The competition was instead held in a virtual format, with students putting on their professional attire and logging in from computers at home.
“It was a very different kind of conference for us,” Henning said. “Some students liked it. They liked being online. They felt like it didn’t affect their performance at all. But others students are better in person because you have to negotiate with other people.”
The team practiced virtually ahead of time, to get the feel for the Model UN experience over Zoom.
“Some of the committees had a lot of people, so you had to keep your microphone muted unless you were speaking,” Henning said. “And we had to practice how to do breakout rooms.”
Committees would break into small groups to discuss resolutions, so Henning practiced that process with the students. She also secured school Chromebooks to loan to some students who did not have the technology they’d need at home.
The students began to prepare for the competitions in August, although they didn’t know until just before the winter break if the competitions would take place this school year.
“It was like right before Christmas we got our countries,” Henning said. “… People worked over Christmas vacation, worked on getting up to speed on their countries.”
Model UN participants are expected to know their assigned countries’ positions on a wide variety of issues, like human trafficking, global warming and cyber warfare. All topics could possibly come up during debates at competitions.
“So then they spent Christmas looking stuff up, writing stuff out, and after we came back from Christmas that was the big push,” Henning said. “All during January at our meetings, people would get up and read their practice resolutions that they had written on the topics that were going to be addressed at the conference, so that they were ready to go. There’s a lot of work that goes into it.”
Their hard work paid off, though, Henning said, and maybe next year the competitions will look a bit more normal.
“We’re hoping to be back in person next year, but we’ll just have to wait and see,” she said.
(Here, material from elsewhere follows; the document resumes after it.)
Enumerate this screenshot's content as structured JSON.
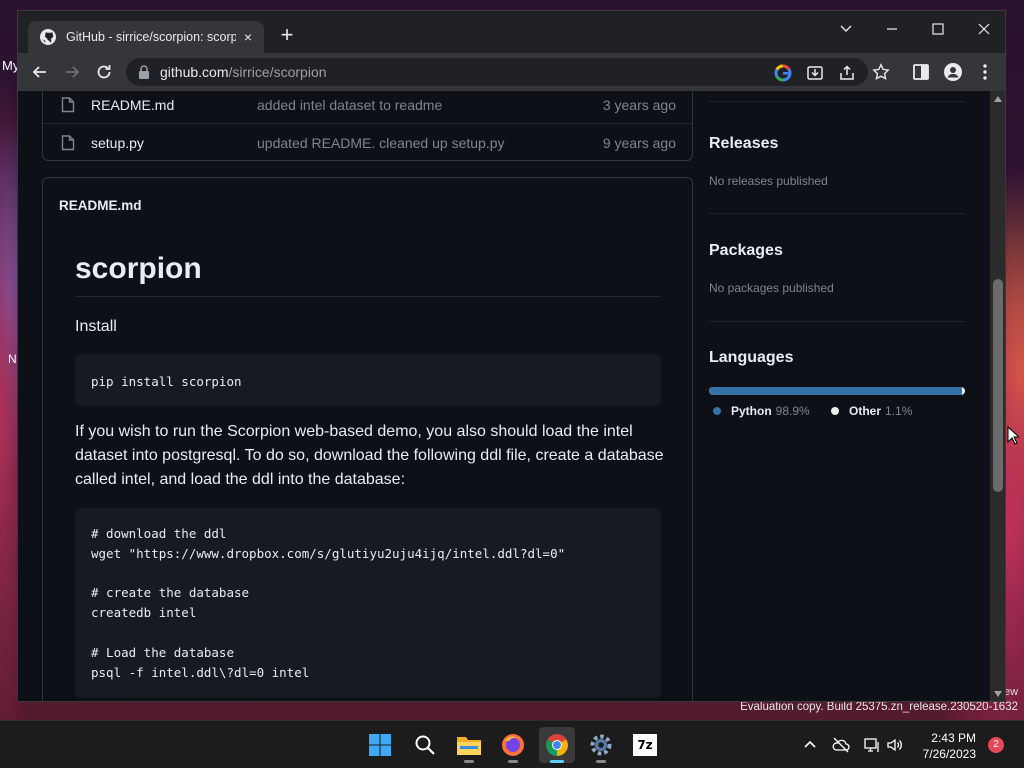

At the Georgia Southern contest, Glynn Academy also swept all four committees by having a participant win the highest award of “outstanding” delegate: Ellie Watkins, Caroling Lokey, Maggie Jenkins and Avery Wilson each took home the highest award and were chosen to join the Georgia Southern team when they compete in the National Model UN conference in New York.
Several other students won “distinguished” awards — Ryan Walsh, PJ Albenice, Dahlia Darazim, Corinne Hill, and Collin Young.
Earning “honorable mention” awards were Alex Cheong, Suzy Meyer, Annika Buchli, Griffin Lee, Caitlin Tigani, Maria Barr and Ares Ellis.
At the UGA competition, several students were recognized for their performance. Collin Young, Maggie Jenkins and Corinne Hill received “outstanding” awards, the top honor. “Distinguished” awards were given to PJ Albenice, Aidan Schaefer, Alex Kaercher and Ryan Walsh, and “honorable mention” awards went to Thomas Mitchell, Emma Williams and Trinity Cooper.